Festival Exhibition
2026
Our Festival 2026 Exhibition features artists from across the United Kingdom, delivering Jewellery, Ceramic and Metal sculptures and mixed metal boxes.
Contact us directly if you would like to find out more about our artists featured below or purchase one of their pieces.
Cornelius van Dop
Cornelius’s detailed copper, silver and gilded jewellery boxes and brooches are inspired by wild creatures, natural forms and childhood memories of landscapes, skies and moonlight.
His beautiful boxes using different metals - silver, gold, nickel, copper, bronze etc. Pieces are cut-out, soldered, hand-fabricated, textured, assembled and polished.
Cornelius's work is influenced by life's experiences and the surrounding countryside and is influenced by Japanese metal work. The scenes and landscapes he creates in metal include incredible detail, and humour.
Sue Hanna
Sue creates hand-built ceramic vessels, sculptures, and wall pieces, from intimate handheld forms to larger works. After completing a Foundation course in Cardiff she went on to study sculpture at St Martins School of Art in London. Sue’s work is deeply inspired by tribal art and African textiles, and the surfaces carry rich textures and rhythmic patterns drawn from textiles she has encountered and collected during her travels, often using slips made from wild clays gathered in West Wales. After an initial electric kiln firing, Sue’s pieces undergo saggar or raku firings, giving them atmospheric depth.
Rachel Higgins
Rachel makes animal sculptures in non ferrous metal.

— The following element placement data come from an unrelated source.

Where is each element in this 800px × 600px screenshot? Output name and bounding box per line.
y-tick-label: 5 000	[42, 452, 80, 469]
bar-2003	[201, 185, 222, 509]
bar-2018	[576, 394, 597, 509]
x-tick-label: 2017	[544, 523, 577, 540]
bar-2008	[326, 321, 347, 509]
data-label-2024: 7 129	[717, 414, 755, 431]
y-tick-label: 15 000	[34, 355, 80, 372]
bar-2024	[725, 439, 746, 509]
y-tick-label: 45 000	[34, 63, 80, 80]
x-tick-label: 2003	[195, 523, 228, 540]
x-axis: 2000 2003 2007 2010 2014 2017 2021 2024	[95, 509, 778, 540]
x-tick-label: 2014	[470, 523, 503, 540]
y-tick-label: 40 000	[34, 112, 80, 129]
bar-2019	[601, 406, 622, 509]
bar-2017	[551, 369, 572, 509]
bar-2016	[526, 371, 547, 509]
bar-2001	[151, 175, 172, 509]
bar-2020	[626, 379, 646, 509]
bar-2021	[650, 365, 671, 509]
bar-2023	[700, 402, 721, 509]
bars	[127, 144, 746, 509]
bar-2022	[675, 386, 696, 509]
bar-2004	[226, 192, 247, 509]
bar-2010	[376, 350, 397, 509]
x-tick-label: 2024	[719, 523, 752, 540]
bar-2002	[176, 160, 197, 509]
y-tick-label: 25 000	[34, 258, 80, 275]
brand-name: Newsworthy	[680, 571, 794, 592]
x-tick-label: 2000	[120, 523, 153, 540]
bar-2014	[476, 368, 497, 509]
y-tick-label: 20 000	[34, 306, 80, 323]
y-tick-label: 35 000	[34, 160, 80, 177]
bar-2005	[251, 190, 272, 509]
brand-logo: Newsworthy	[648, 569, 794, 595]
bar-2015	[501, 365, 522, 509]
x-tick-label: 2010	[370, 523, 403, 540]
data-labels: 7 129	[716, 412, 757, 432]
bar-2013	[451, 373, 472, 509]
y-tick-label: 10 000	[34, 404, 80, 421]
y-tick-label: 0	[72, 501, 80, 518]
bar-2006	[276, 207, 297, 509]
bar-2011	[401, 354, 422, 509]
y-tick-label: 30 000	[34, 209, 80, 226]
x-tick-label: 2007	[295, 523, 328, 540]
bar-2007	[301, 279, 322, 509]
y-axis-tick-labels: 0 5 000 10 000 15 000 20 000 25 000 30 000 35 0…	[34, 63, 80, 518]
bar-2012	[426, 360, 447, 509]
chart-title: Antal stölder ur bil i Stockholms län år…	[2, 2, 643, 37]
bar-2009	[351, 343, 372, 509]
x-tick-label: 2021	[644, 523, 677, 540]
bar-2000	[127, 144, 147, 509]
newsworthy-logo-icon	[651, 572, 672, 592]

Rachel studied Fine Art at Nottingham Trent University, where she learnt metalwork skills in the sculpture department. Rachel was influenced by Alexander Calder's 'Circus' made from found materials, Muybridge photos of movement and The Cabaret Mechanical Theatre.
She grew up on a Warwickshire farm, and the farm animals and wildlife influenced the wire, perforated and sheet metal animal sculptures she created.
Sue is still influenced by the wildlife that surrounds her in Warwickshire, along with other wildlife encountered on trips and wildlife in the media
Julia
Mathias
Julia is an independent jewellery designer working with silver, mixed metals and precious stones. Each piece she makes is hand made and unique and Julia takes a lot of inspiration from the colour and form of the stones and from the tactile qualities of jewellery from ancient civilisations. She enjoys exploring the relationship between gemstones in their more natural forms and the unyielding nature of metal – both being formed with immense heat and pressure.
Julia gained a degree in jewellery design at Middlesex University in her twenties but living and working in London took her in other career directions. In the last few years she has returned to her creative roots to invest her time and energy in what she truly loves- art and design.
Ed
Willis
Edward has no formal training in art; he has a degree in philosophy. He began making simple mobiles as nursery decorations for his children, becoming interested in the more elaborate sculptural possibilities of the form after seeing the work of Alexander Calder. He also takes inspiration from artists such as Barbara Hepworth, Brancusi and Naum Gabo. Although his work is largely abstract, it often relates to animal and plant forms and the sculptures might be seen as “suspended animations”, lying at rest, waiting for a passing breeze to breathe life into them.
In his kinetic sculptures, Edward explores ideas of fragility and strength as well as opposition and resolution. The pieces have a sense of harmony and tranquillity, and are intended to be enjoyed as elegant, striking forms and also as objects for contemplation and reflection. In a way that echoes both large institutions and individual personalities, each sculpture might outwardly appear to be in a state of stability, but actually relies for its existence on the continual internal tensions resulting from the pull of each part against every other, so that the whole piece is comprised of elements in a kind of “dynamic equilibrium”.